В течение июня Люся, состояние которой продолжало ухудшаться, обращалась к нескольким глазным врачам. В Московской глазной больнице работала ее подруга по мединституту Зоя Разживина, специализировавшаяся в офтальмологии. Еще в студенческие годы Зоя Разживина много раз смотрела Люсины глаза и, как Люся говорила, изучала на ней всю глазную патологию. Люся пришла к ней в больницу, когда Зоя вела прием больных. Зоя стояла в глубине кабинета. Люся на таком расстоянии уже была не в состоянии отличить одного человека от другого и не узнала ее. Потом Зоя посмотрела Люсины глаза и заплакала. Через два дня Люся легла в Глазную больницу с твердым намерением оперироваться. Однако получилось так, что, пролежав там месяц, она выписалась в том же состоянии, что и до больницы. С самого начала врачи, в том числе и подруга (работавшая в другом отделении), были явно так запуганы, что им уже некогда было думать о лечении. Дальше — больше. В больнице объявили карантин, хотя видимых причин к этому не было. Заведующая отделением, хорошо относившаяся к Люсе, почему-то перестала быть ее лечащим врачом; им стала заместитель главного врача. Наконец, Люсе передали конфиденциально:
— Мы не знаем, что с Вами хотят сделать. Но Вам необходимо срочно выписаться, как сумеете, под каким угодно предлогом!

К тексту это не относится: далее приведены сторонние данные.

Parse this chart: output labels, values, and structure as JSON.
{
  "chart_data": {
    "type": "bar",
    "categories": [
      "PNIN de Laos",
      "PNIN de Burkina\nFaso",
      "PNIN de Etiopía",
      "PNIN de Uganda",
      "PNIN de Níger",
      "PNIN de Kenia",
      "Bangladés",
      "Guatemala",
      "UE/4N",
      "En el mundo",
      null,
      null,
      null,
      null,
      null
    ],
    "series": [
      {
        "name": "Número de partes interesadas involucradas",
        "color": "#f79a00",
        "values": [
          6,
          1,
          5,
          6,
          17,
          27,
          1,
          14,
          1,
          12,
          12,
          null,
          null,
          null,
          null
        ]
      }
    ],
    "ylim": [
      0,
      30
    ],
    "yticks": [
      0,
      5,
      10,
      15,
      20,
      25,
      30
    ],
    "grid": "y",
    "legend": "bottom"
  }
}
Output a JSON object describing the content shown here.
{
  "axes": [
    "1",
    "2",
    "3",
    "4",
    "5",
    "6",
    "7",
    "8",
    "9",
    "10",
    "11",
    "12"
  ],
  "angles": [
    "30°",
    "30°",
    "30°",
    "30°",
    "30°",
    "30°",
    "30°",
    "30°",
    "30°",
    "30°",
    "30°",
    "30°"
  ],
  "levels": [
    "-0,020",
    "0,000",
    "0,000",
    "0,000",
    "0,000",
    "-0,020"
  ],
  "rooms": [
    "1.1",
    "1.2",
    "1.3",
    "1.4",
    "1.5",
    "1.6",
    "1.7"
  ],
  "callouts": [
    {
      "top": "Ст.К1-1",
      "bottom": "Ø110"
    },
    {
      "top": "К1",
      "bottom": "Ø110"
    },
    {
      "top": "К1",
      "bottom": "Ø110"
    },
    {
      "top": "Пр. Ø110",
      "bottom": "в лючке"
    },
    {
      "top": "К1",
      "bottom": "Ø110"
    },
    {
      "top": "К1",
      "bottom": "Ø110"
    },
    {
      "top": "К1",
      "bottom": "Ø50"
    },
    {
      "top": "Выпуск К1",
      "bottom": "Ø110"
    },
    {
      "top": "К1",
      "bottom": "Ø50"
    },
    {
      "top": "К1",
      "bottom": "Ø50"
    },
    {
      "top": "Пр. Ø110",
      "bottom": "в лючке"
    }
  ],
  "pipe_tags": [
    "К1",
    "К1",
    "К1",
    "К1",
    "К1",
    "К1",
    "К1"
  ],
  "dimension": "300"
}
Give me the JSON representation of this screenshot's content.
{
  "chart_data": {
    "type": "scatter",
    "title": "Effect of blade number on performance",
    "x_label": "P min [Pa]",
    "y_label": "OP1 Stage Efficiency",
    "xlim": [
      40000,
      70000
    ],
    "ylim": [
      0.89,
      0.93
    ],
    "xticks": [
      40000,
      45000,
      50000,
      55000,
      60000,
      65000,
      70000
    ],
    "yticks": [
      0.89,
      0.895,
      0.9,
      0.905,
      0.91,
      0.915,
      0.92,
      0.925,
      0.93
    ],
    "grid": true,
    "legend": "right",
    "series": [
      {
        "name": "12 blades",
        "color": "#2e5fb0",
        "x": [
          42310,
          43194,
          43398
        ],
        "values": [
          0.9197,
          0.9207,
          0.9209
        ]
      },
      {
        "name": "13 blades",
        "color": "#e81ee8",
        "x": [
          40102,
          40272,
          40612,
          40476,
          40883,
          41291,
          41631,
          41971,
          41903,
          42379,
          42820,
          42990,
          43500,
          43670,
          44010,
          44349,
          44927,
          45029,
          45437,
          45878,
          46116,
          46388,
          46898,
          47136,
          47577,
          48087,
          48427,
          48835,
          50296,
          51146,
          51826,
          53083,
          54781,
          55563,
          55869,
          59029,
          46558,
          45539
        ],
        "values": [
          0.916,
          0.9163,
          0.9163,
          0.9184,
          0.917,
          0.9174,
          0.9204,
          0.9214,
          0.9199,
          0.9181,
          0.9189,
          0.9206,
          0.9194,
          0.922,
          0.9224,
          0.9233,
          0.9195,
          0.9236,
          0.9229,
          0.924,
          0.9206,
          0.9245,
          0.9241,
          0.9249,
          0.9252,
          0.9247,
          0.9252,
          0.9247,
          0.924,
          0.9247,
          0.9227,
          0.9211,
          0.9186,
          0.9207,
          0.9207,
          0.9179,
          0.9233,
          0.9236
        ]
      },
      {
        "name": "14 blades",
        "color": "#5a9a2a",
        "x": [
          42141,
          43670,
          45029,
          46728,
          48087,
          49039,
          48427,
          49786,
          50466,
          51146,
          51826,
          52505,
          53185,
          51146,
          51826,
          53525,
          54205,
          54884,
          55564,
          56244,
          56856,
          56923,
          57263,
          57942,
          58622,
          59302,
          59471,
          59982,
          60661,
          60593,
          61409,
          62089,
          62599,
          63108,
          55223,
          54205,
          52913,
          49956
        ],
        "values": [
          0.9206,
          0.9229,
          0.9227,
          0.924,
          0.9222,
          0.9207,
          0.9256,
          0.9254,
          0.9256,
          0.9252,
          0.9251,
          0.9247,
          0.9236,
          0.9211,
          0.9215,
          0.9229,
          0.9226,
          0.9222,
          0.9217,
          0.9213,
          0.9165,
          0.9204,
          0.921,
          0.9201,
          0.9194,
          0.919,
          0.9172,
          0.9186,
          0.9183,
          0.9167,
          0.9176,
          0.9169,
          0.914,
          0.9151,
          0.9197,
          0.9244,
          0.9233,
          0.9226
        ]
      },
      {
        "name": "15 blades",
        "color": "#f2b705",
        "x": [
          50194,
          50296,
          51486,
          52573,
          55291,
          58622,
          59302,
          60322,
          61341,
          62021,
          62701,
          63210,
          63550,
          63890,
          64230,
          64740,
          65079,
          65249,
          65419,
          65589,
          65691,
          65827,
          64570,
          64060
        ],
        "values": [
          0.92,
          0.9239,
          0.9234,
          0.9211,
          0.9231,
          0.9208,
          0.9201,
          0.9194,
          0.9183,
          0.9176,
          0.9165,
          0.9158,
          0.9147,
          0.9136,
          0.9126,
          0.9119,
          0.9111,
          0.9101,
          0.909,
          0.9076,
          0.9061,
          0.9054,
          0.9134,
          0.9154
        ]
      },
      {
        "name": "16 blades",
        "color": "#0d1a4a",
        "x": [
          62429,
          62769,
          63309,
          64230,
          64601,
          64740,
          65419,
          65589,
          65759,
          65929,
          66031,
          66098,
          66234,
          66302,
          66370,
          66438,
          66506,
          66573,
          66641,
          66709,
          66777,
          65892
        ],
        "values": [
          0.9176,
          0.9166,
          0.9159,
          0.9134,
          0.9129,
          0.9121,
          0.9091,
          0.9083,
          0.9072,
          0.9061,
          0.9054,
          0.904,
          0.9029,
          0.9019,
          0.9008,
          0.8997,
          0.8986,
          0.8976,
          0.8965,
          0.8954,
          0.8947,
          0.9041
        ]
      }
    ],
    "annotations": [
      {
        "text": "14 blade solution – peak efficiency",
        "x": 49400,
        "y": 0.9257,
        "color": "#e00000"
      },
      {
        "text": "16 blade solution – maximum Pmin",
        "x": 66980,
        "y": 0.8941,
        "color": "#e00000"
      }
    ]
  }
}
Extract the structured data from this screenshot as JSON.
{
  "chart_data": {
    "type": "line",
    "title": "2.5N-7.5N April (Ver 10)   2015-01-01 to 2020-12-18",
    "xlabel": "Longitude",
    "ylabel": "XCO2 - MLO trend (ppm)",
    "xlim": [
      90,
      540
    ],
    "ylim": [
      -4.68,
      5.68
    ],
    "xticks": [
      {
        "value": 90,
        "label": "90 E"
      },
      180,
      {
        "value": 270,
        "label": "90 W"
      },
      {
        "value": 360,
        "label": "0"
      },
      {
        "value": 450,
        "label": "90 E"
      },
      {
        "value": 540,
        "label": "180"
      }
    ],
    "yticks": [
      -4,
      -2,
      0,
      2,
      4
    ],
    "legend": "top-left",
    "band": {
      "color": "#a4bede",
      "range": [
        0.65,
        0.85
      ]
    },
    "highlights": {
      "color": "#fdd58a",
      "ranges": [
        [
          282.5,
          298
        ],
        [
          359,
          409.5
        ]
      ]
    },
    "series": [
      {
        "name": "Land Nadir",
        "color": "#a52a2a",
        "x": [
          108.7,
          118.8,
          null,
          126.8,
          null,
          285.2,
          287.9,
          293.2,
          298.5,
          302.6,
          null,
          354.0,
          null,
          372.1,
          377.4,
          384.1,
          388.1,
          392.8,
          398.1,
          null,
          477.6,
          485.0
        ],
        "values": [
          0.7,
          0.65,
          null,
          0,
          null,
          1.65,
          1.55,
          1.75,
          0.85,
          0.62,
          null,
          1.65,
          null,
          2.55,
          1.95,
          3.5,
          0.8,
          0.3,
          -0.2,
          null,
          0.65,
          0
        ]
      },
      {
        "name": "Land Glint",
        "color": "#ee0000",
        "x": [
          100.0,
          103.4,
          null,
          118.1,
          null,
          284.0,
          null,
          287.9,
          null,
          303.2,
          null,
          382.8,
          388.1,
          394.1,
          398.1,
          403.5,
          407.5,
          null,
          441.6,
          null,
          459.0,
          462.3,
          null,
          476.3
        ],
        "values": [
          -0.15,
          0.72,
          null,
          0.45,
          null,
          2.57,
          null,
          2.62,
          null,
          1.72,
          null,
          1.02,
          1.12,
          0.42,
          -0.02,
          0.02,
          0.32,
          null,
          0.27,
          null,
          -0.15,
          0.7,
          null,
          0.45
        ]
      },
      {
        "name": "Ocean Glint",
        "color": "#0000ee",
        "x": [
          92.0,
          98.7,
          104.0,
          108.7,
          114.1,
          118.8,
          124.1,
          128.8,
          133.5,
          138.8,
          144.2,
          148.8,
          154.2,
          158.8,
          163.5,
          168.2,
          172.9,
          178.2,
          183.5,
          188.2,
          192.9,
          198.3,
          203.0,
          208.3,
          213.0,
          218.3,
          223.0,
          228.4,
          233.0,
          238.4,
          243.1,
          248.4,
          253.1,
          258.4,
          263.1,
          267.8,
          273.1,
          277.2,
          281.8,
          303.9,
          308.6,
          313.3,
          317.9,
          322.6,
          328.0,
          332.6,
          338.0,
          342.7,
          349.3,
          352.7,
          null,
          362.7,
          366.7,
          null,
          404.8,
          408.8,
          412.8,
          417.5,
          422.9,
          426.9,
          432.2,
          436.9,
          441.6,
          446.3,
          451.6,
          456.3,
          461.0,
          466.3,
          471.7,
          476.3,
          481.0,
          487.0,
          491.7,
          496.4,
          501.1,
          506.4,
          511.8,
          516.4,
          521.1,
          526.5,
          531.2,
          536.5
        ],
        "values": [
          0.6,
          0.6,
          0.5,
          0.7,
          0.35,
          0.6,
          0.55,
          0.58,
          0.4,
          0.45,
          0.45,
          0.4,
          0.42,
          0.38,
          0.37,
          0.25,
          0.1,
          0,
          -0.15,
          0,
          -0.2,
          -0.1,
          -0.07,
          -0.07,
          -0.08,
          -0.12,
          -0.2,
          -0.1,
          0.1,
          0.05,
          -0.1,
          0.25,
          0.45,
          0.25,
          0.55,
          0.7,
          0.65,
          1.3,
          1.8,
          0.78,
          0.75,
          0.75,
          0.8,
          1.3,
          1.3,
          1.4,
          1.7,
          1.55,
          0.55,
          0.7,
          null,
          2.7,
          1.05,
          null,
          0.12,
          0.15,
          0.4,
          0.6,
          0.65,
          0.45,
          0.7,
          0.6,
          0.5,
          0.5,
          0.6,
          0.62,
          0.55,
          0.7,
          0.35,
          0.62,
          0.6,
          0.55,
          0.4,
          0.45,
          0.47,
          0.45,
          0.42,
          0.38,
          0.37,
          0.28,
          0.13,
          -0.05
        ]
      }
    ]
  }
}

В следующее воскресенье, когда никого из начальства не было, Люся выписалась.
Через несколько месяцев, после новых разочарований, мы были вынуждены принять решение добиваться выезда Люси для лечения глаз за границу…» (А. Д. Сахаров [3], стр. 587–588).
«Истории с врачами стали сыпаться на нашу семью после того, как в нее вошел Сахаров. Началось с того, что к маме пришел никем не вызванный врач-психиатр якобы консультировать, а на самом деле пугать ее. Потом начались мои истории. В 1974 году возникла необходимость оперировать меня по поводу тиреотоксикоза. По рекомендации Наташи Гессе мы обратились к ее знакомому доктору Б. Он назначил срок операции, предварительно попросив, чтобы мы получили официальное направление в больницу, где он работал. Андрей обращался в Ленгорздравотдел и Министерство здравоохранения, и мы получили такое направление. Но, когда я приехала на операцию, он через Натащу передал, что не сможет меня оперировать, так как ему не утвердят докторскую диссертацию. Жаль, что Наташа, давая показания в Конгрессе США о нашей жизни, не рассказала эту историю, в которой была главным свидетелем. После операции тиреотоксикоза возникли острые осложнения с глазами. И я с Андреем вместе пошла к проф. Краснову. Я делала у него свою первую глазную операцию в 1965 году, еще когда не была женой Сахарова, и операция прошла успешно. Еще раньше я много лет была больной его отца. Но в этот раз Краснов отказался оперировать меня. Я легла в Московскую глазную больницу и ожидала операции, когда друзья-врачи сказали, чтобы я уходила из больницы, так как они не знают, „кто и что со мной будет делать“. Именно после этого появилась идея ехать оперироваться в Италию, где жили мои подруги Мария Олсуфьева и доктор Нина Харкевич. Меня всегда удивляло и расстраивало, что, хотя мы все это рассказывали друзьям, они с удивительной поспешностью все забывали. Потом зачастую именно друзья первыми удивлялись — почему мне лечиться пришлось в последние годы не дома, а так далеко. Я же всегда говорила, что, не будь я женой академика Сахарова, мое лечение могло бы проходить в советской больнице» (Е. Г. Боннэр [2] стр. 39).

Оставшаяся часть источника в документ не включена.